Click here to read reviewer Luan Gaines' take on Lady of the Butterflies.
History, passion, marriage and love fuse in the life of British entomologist Eleanor Glanville (1654–1709). A wealthy woman in her own right, Eleanor inherited several properties from her father, Major William Goodricke, including the vast Tickenham Court in Somerset where she established her home and where much of the action takes place in this gorgeously redolent novel.
Focusing on both the political and the personal in Eleanor Glanville’s life, Mountain charts her heroine's transformation into an accomplished woman and an independent spirit, her haunting passions for the natural world so much a part of her being. But much like the short life of her beloved butterflies, Eleanor’s ascendancy as a naturalist and as a collector is clouded by the restrictive social and religious mores of the period in which she lived.
In Eleanor’s world, a wife should be prepared to suppress any interests or passions of her own. It’s not surprising, then, that she finds herself challenged by those who would keep her from her strange and beloved occupation. A deeply impassioned woman far ahead of her time, Eleanor must call upon all her strengths to escape the inevitable accusations of witchcraft and madness that will
haunt much of her life.
Eleanor’s story begins in 1661, the sheltered girl’s relationship with her Puritan father taking center stage. William Goodricke attempts to shield her from the world
as the plague wind blows its deadly miasma westward from London. William, on his deathbed,
warns his beautiful daughter that she “carries the stain of Eve’s sin upon her soul.”
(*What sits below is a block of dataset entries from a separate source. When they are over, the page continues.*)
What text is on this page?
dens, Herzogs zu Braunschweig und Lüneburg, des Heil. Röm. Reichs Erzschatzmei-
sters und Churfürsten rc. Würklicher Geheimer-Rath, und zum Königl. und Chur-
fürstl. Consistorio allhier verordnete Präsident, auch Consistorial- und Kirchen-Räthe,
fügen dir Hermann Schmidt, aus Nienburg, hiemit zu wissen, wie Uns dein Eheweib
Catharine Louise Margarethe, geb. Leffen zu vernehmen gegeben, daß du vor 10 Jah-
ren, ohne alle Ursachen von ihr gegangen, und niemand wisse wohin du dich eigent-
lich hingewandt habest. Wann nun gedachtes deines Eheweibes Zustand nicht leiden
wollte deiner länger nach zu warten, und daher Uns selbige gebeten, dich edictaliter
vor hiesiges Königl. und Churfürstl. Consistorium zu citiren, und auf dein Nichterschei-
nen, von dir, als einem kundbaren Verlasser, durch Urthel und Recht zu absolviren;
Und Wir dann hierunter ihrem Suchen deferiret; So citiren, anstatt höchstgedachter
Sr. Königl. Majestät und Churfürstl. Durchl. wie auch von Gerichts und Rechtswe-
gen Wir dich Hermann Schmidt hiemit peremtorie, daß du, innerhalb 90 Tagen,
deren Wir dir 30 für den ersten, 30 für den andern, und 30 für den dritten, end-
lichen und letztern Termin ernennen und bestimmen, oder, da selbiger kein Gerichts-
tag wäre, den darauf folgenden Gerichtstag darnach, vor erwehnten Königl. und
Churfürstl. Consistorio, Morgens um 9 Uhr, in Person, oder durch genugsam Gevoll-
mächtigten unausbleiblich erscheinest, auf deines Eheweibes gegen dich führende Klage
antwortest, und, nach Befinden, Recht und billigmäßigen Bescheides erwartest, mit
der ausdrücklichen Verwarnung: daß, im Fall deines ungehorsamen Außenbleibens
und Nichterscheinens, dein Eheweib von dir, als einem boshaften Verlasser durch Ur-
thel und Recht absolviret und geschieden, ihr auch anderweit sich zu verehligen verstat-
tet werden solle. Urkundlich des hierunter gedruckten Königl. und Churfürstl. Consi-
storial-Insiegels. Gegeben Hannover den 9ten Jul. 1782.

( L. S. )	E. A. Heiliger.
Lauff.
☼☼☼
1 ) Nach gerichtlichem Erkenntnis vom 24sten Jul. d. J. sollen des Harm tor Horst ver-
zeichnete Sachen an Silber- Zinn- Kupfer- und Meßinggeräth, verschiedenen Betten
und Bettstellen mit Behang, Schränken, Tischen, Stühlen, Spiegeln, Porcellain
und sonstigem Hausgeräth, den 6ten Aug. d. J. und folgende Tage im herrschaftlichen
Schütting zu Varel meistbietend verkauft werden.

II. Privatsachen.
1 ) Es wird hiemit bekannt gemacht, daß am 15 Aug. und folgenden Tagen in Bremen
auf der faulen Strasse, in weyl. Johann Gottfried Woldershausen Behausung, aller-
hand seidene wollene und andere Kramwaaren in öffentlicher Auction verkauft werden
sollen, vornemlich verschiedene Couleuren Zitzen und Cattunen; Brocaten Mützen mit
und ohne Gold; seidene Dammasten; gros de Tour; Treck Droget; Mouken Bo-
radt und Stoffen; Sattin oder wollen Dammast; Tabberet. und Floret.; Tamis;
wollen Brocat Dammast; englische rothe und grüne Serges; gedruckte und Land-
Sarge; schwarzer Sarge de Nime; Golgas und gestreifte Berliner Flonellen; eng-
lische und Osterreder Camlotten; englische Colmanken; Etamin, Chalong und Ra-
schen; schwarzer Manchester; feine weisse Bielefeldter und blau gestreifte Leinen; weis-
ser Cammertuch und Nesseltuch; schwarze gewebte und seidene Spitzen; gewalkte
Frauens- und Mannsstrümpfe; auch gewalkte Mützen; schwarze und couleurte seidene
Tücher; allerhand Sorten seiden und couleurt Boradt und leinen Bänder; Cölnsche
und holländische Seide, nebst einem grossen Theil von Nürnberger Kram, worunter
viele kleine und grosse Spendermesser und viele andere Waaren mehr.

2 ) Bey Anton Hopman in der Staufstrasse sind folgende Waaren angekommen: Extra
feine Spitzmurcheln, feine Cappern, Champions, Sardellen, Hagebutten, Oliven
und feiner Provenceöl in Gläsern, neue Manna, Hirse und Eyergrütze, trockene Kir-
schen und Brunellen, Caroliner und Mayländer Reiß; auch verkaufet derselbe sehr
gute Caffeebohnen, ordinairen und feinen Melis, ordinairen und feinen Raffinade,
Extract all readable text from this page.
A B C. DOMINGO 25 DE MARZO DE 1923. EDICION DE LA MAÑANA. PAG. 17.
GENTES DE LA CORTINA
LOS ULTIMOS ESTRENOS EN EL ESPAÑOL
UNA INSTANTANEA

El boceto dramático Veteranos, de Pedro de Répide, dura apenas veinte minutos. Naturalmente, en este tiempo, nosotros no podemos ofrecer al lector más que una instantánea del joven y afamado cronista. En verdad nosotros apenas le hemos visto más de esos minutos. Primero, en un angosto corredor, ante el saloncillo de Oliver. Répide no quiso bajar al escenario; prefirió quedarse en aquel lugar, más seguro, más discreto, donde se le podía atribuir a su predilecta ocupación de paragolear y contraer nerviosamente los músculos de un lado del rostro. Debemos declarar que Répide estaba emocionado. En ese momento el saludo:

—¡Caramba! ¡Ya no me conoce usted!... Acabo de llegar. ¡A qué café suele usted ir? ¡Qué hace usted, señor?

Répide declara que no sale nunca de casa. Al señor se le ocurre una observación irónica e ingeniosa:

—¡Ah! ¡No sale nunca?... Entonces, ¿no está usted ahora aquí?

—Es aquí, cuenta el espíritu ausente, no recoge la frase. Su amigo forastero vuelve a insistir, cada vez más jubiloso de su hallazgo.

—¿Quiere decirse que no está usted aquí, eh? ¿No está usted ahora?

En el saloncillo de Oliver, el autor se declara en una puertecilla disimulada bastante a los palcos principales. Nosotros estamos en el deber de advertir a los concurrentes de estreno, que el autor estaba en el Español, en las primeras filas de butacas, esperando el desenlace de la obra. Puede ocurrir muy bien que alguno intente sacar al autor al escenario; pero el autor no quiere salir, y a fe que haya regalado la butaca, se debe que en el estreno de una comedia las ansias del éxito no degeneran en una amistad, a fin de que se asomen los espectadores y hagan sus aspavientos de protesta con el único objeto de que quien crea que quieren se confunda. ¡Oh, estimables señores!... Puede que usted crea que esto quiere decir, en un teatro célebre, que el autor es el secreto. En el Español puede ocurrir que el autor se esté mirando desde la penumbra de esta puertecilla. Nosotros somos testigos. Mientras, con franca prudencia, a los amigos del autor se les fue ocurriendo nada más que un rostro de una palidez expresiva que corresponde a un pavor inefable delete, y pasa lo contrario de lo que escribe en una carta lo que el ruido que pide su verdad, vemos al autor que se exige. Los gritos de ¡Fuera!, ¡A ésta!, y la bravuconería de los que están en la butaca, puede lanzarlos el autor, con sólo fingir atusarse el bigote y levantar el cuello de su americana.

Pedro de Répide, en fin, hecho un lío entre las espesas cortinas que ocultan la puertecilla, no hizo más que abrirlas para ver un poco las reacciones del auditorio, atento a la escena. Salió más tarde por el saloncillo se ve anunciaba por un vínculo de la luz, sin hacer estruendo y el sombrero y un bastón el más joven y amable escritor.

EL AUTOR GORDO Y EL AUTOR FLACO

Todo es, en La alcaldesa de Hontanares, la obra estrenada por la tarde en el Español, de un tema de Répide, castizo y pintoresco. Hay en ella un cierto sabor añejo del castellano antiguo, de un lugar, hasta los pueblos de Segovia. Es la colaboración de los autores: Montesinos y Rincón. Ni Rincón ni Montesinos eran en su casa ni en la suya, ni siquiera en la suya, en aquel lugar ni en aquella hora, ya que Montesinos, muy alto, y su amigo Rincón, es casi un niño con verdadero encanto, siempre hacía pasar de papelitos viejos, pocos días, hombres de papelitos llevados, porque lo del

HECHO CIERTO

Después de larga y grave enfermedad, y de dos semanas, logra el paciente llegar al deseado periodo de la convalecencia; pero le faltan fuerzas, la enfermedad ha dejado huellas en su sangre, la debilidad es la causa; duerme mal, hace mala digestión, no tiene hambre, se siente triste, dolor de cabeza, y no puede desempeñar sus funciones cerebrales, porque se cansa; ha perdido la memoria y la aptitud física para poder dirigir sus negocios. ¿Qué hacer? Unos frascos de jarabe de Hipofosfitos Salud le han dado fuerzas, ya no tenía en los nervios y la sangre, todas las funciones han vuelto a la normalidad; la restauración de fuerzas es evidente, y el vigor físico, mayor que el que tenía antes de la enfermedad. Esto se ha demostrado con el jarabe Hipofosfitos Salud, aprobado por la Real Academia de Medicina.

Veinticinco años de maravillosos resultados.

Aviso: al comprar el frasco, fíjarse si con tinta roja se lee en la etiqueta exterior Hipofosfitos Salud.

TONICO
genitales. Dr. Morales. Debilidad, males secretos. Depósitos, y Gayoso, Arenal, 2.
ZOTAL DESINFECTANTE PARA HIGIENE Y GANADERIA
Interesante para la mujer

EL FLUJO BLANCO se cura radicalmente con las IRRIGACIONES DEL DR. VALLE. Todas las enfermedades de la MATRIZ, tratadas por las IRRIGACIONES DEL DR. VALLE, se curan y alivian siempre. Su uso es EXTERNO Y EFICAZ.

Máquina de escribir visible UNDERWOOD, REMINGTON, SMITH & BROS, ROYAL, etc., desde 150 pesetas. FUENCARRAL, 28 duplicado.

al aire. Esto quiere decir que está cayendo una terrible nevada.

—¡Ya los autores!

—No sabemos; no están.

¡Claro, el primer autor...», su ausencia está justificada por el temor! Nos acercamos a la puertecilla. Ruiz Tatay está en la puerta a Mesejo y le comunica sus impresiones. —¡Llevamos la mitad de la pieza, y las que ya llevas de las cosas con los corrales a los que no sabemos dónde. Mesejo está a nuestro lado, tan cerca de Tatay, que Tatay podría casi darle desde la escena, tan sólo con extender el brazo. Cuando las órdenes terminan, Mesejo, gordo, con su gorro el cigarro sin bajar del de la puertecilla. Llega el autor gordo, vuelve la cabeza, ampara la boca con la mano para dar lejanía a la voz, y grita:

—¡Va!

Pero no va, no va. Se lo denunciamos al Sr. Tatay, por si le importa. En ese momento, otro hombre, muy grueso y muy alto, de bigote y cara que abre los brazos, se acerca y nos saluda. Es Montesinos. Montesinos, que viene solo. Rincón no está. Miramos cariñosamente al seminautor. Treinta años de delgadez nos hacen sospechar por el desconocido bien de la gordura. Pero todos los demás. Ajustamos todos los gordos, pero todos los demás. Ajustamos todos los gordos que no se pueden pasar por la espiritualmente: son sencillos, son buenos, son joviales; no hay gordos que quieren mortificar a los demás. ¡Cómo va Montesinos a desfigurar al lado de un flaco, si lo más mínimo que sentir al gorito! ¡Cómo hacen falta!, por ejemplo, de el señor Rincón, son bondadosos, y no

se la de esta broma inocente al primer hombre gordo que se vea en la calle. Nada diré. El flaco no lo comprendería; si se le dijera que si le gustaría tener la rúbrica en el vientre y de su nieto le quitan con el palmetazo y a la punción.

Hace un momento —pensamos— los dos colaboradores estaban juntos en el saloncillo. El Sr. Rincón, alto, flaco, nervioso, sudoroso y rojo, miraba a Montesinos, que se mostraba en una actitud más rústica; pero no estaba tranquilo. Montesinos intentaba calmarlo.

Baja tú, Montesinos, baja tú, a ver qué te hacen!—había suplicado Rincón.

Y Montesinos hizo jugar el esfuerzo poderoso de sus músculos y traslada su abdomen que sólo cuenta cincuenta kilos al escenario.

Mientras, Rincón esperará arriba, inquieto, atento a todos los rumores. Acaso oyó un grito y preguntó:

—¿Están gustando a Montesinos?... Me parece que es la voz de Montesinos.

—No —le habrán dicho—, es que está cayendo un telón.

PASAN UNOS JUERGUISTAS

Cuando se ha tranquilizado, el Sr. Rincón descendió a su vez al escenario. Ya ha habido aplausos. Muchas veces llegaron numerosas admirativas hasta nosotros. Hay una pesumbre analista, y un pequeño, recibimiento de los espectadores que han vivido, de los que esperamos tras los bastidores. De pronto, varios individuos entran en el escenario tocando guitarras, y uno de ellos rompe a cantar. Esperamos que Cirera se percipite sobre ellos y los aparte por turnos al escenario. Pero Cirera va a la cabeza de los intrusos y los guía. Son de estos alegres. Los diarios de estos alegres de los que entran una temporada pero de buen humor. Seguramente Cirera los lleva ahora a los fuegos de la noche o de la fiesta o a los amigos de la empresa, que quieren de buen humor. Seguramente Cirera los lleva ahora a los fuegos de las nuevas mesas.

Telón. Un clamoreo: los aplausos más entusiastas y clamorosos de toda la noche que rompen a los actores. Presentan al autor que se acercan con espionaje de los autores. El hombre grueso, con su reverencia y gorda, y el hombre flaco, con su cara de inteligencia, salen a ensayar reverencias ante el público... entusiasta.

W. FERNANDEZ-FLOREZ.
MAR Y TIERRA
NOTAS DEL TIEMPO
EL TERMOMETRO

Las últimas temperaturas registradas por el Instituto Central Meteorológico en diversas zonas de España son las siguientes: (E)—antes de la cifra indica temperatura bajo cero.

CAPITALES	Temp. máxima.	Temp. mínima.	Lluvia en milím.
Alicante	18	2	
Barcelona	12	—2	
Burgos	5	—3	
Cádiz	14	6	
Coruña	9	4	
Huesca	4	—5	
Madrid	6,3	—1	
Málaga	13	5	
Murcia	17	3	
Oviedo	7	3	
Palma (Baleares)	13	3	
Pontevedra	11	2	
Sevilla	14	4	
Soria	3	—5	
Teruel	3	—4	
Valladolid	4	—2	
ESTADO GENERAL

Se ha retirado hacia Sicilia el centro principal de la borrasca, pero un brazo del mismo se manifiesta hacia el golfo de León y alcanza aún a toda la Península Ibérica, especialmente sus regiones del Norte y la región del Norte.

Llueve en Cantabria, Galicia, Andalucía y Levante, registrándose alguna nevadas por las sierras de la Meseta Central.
Although beset by her father's somewhat fortuitous warning, Eleanor has a loving and trusting nature and a radiance shaped by her love of the Tickenham moors and the wetlands of Somerset, a vivid pastoral landscape which satisfies many of Eleanor’s deep and unquenchable yearnings for color and sunshine. Only here does she
feel safe from the papist plots, intolerance and suspicion as rife as the battles between the Cavaliers and Roundheads.
While both parties intend the slaughter of the other in their beds, the dashing Cavalier Richard Glanville invigorates much of Eleanor’s existence. Possessed of wit and great courage, Richard is like a “knight striding in out of the rain with his cloud of long, black cavalier curls.” In the end, Richard’s dark and brooding intensity arouses in Eleanor a disturbing desire that causes a devastating betrayal and blindsides much of her later life.
Mountain exposes the infinite nature of her heroine’s all-consuming devotion to Richard, a maelstrom of wild emotion, along with the other two men Eleanor loves so very differently: her first husband, the devoted Edmund Ashfield; and James Petiver, the London apothecary and insect collector.
Kindly James loyally corresponds with Eleanor over the years and sets her free from her excessive passions and unfulfilled desires,
including the “rage of love” that so characterized her creativity and despair.